Au printemps dernier, dans le cadre de l’UV Di03, Victor Lherm-Soulas, étudiant en génie urbain, a imaginé avec Lucas David, étudiant en ingénierie mécanique, un aménagement d’espace pour la ville de Compiègne. De quoi offrir une scénographie qui résonne avec le lieu pour former un tout qui fait sens.
Au sein de la filière IDI, Ingénierie du design industriel, branche Ingénierie mécanique, Victor Lherm-Soulas a imaginé et maquetté une terrasse guinguette pensée pour un lieu public spécifique, Les Bords de l’Oise, en intégrant une réflexion sur son esthétique, ses matériaux, ses fonctionnalités et ses usages associés. Le projet consiste en une grande terrasse en bois de 30 m de diamètre structurée en deux espaces circulaires marqués par un platelage différent : un espace au centre destiné à la musique et la danse et, autour, un espace avec des tables de différentes tailles. Et une centralité autour d’un kiosque qui se veut le support de toute la vie apportée par ce projet. « Il a été est mené comme une commande de l’ARC, Agglomération de la région de Compiègne, qui souhaiterait communiquer, rendre visible et palpable le dynamisme de l’agglomération sur le plan économique, culturel, environnemental. Il s’agit bien d’un projet fictif. Le but est que le résultat traverse le temps et accompagne le paysage », explique Anne Meuleau, enseignante en design industriel à l’UTC, accompagnée dans le projet par l’atelier BLAM. Cette entreprise du secteur du mobilier urbain explore la capacité à voir le monde et à imaginer celui de demain des designers. « Aurélien Meyer, cofondateur de l’atelier BLAM, nous a accompagnés en construisant le brief avec moi, en donnant son avis d’expert aux étudiants, tant sur l’aspect esthétique, sémantique, poétique et symbolique que sur l’aspect pragmatique des projets, l’usage, la fabrication et la mise en oeuvre. »
La créativité comme levier
Selon Victor Lherm-Soulas, aujourd’hui, l’on donne à l’ingénieur un rôle consultatif, voire limitant. C’est celui qui connaît la technique, donc il est consulté pour savoir si cela fonctionne ou non. Il rédige des cahiers des charges techniques, traduit des intentions architecturales en plans techniques, vérifie la conformité au cadre réglementaire, produit des études techniques. « C’est affreusement triste de voir qu’on a en grande majorité perdu le rôle créatif de l’ingénieur, dont le témoignage le plus frappant dans l’histoire est sans doute Léonard de Vinci, oublié que la première école d’ingénieur, les Ponts et Chaussées, a été fondée sur le modèle d’une école d’architecture.

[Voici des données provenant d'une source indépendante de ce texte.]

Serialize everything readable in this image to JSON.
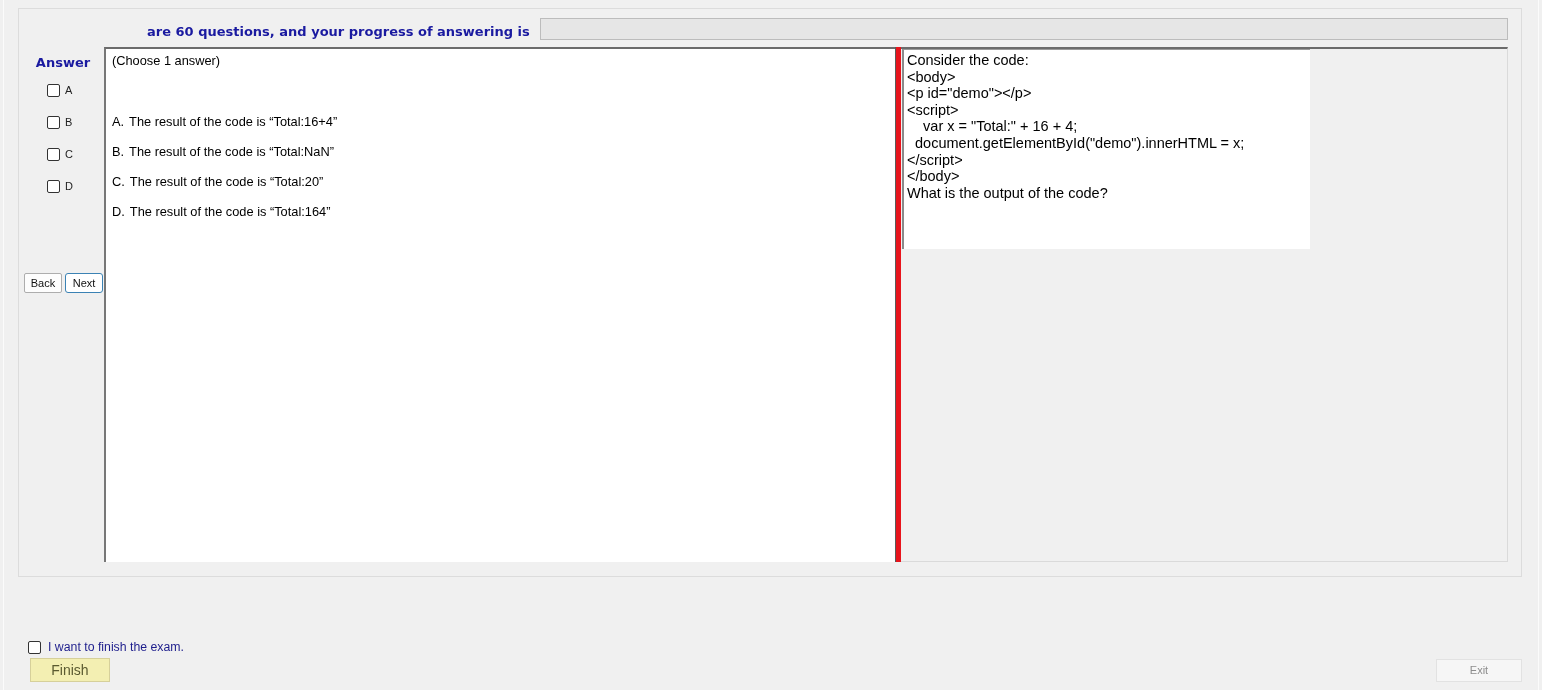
{
  "header": {
    "progress_label": "are 60 questions, and your progress of answering is",
    "progress": {
      "level": 0
    }
  },
  "answer_panel": {
    "title": "Answer",
    "options": [
      {
        "label": "A",
        "checked": false
      },
      {
        "label": "B",
        "checked": false
      },
      {
        "label": "C",
        "checked": false
      },
      {
        "label": "D",
        "checked": false
      }
    ],
    "buttons": [
      {
        "label": "Back",
        "focused": false
      },
      {
        "label": "Next",
        "focused": true
      }
    ]
  },
  "question": {
    "instruction": "(Choose 1 answer)",
    "choices": [
      {
        "letter": "A.",
        "text": "The result of the code is “Total:16+4”"
      },
      {
        "letter": "B.",
        "text": "The result of the code is “Total:NaN”"
      },
      {
        "letter": "C.",
        "text": "The result of the code is “Total:20”"
      },
      {
        "letter": "D.",
        "text": "The result of the code is “Total:164”"
      }
    ]
  },
  "code_panel": {
    "lines": [
      "Consider the code:",
      "<body>",
      "<p id=\"demo\"></p>",
      "<script>",
      "    var x = \"Total:\" + 16 + 4;",
      "  document.getElementById(\"demo\").innerHTML = x;",
      "</script>",
      "</body>",
      "What is the output of the code?"
    ]
  },
  "finish": {
    "label": "I want to finish the exam.",
    "checked": false,
    "buttons": [
      {
        "label": "Finish",
        "disabled": false
      },
      {
        "label": "Exit",
        "disabled": true
      }
    ]
  }
}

L’histoire du métier de l’ingénieur est aussi intimement liée au design et à l’artisanat qui a précédé l’industrie, poursuit Victor. Il s’agirait pour moi de renouer avec cet héritage, et de considérer les contraintes techniques et réglementaires non plus comme des verrous mais comme des leviers créatifs. C’est ce qui doit guider notre mode de fabrication de la ville. »
Imaginer un mobilier urbain attractif
Les étudiants ont ainsi apporté des réponses ciblées, uniques et inattendues. La modélisation 3D leur a permis d’aboutir à une idée en la poussant dans ses détails et finitions, en intégrant quelques contraintes de fabrication, tout en réalisant des images réalistes des projets, avec intégration du mobilier dans son contexte. « L’objectif est de réenchanter les lieux publics, en créant du collectif, en amenant de la convivialité et des interactions. Offrir du beau, du positif, de l’émerveillement, du plaisir et de l’émotion. Intégrer si possible la dimension écoresponsable, assure Anne Meleau. Nous espérons un retour positif de la Mairie de Compiègne pour exposer les maquettes là-bas et montrer les projets aux membres de l’Arc. » Par sa capacité à comprendre et analyser, à réfléchir au sens de ce qu’il fait, à intégrer tout type de contraintes et outils, à être créatif, mais surtout à mettre au centre l’humain qui utilise les dispositifs, l’ingénieur a sa place à tous les niveaux pour participer à la fabrication de la cité du futur.